The honesty of his assessment surprised her. He was pulling no punches on his half-brother’s behalf. Was it possible she could be equally honest with him? Would he be satisfied simply to be told the truth? And let everything lie as it was?
She barely held back the urge to do so. To reach out and... But it was crazy to trust a virtual stranger. Even crazier to confide in any relative of Barry Wolfe’s. He might be feeding her lines to see if he hooked something incriminating.

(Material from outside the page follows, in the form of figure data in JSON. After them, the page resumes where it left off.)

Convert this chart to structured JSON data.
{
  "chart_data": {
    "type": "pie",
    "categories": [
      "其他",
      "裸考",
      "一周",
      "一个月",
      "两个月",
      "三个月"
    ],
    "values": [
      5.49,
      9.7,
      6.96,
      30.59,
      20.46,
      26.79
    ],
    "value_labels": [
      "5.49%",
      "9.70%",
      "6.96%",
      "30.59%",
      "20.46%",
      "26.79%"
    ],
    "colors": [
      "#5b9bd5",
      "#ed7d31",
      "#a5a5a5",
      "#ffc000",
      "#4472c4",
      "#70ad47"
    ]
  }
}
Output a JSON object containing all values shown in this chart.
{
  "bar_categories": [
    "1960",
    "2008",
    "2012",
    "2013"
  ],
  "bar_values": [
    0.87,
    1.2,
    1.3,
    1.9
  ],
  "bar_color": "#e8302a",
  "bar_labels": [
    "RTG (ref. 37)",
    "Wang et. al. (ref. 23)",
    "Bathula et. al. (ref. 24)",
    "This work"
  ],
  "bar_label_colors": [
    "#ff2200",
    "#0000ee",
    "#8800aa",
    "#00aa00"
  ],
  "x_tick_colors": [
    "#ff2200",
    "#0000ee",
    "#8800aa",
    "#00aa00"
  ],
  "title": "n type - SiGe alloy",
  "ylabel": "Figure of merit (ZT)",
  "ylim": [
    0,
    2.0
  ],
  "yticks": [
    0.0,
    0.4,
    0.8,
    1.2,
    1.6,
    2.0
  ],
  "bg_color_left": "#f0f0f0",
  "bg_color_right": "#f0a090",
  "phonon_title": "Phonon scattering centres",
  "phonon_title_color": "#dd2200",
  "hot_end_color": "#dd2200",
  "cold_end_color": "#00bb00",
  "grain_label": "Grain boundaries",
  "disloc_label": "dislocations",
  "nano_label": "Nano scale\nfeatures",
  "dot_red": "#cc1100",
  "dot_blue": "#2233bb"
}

Nevertheless, his comments on his half-brother’s character certainly made sense of why her sister had fallen for Barry Wolfe. Izzie was so impressionable she would have been an easy victim for a man who had the knack of discerning other people’s needs and weaknesses and had no conscience about playing on them. Annabel nursed a bitter resentment at the callous way her sister had been used.
“He abused trust,” she muttered, her eyes flashing her condemnation of such heartless behaviour.
“People whose trust has been abused at an early age tend not to hold much stock in it,” Daniel Wolfe answered her evenly. “Trust becomes a commodity to be used in their favour.”
“You would have defended him?”
“Everyone has the right to a defence, Annabel.”
“Despite how much they hurt others?”
“That’s the law. It’s always a mistake to rush to judgment. Some people are flawed through no fault of their own. They, too, were once innocent before their circumstances in life twisted them into other paths,” he added quietly.
“That doesn’t give them the right to do as they please.”
“No, it doesn’t. Which is why we have prisons.”
But his sympathies lay with his half-brother. She didn’t like it. She didn’t like his legal argument, either, however reasonable it was. There were plenty of people these days who survived their parents’ divorces without turning into criminals who took from others when it suited them. To her mind, Barry Wolfe was a crook and a cad.
Daniel Wolfe probably didn’t want to hear that. Truth was sometimes very unpalatable. He might try to prove something else. His sense of truth and justice might demand that Izzie pay for falling into the Barry trap, regardless of the circumstances or consequences.
The waiter removed their soup plates.
Annabel picked up her pina colada again. Beyond the lit area around the pool, nightfall was turning the trees into dark silhouettes. She listened for the sound of the surf breaking on the beach, wishing she could recapture the sense of peace she’d felt earlier. It was gone. As was freedom. Daniel Wolfe had to be dealt with, one way or another.
“You’re angry,” he observed.
She gave him a derisive look. “You revive what I came here to forget for a while. That doesn’t exactly please me.”
He held her gaze with piercing intensity as he remarked, “One never really escapes from an uneasy conscience.”